Jacob Nahum ha-Levi Epstein was a talmudist and rabbinic scholar from Brest-Litovsk. He had an impact of the field of rabbinic literature. His colleagues referred to him as the "father of exact Talmudic science."

Education and career

He studied with his father at home and at the Mir yeshiva. After studying for his doctorate in Vienna and Bern, which he received in 1912, he published on geonic and Talmudic philology, and began studying the Mishnah in 1915. In 1923 Epstein accepted a position at the Hochschule für [die Wissenschaft des Judentums] in Berlin. Following that he joined the nascent Institute of Jewish Studies of the Hebrew University of Jerusalem. He was the dean from 1936 to 1938. The Jewish [Theological Seminary of America] bestowed on him an honorary degree in 1940.

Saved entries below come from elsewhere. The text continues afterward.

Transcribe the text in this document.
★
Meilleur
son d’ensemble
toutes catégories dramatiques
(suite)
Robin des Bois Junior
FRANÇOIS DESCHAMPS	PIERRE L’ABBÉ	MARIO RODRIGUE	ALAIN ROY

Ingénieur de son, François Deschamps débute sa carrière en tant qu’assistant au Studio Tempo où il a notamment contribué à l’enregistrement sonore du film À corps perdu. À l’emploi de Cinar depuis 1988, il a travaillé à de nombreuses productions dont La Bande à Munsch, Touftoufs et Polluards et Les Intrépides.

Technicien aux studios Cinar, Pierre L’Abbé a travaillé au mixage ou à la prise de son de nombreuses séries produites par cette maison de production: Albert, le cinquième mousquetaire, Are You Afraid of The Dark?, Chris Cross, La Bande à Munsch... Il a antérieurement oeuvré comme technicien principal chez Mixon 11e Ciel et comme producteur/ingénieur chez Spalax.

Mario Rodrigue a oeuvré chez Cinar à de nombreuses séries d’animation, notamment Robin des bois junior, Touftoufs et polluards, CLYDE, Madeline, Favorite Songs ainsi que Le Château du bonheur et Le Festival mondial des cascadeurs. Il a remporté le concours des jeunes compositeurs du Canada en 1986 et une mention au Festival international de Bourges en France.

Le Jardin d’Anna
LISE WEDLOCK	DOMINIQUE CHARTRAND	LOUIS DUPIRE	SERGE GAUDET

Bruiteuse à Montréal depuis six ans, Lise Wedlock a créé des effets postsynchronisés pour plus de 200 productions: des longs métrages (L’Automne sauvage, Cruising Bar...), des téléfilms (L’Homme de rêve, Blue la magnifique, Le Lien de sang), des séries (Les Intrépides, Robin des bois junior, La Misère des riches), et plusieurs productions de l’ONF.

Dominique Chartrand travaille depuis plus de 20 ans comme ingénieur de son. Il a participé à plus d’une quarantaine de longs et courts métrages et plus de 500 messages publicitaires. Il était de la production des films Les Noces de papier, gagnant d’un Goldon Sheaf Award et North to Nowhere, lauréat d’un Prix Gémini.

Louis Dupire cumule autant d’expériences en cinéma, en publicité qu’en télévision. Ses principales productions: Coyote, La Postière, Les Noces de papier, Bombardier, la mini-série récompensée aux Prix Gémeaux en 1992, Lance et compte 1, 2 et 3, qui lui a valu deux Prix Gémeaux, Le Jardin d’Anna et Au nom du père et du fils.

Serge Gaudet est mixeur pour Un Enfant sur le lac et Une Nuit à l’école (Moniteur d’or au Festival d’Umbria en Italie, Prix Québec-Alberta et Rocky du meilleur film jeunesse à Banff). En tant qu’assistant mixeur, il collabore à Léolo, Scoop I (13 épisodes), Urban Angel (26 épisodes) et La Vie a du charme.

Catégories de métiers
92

He trained his students in an innovative approach to Talmudic studies, including Saul Lieberman, G. Alon, S. Abramson, M. Margaliot, and Ezra Zion Melamed. He studied, in addition to rabbinical literature, the Elephantine papyri, and his Mavo le-Nusaḥ ha-Mishnah is considered to be one of the most authoritative studies of the Mishnah's original text. Melamed, his student, published two of his works posthumously, Mevo'ot le-Sifrut ha-Tanna'im and Mevo'ot le-Sifrut ha-Amora'im. His works studied the Mishnah and the Tosefta, but he was unable to realize his dream of publishing a full critical edition of the Mishnah. He also drew upon lost midrashim from the Cairo Geniza. He compiled a catalog of the "European Geniza" materials.
Among his students was Samuel Miklos Stern, whom he taught Aramaic.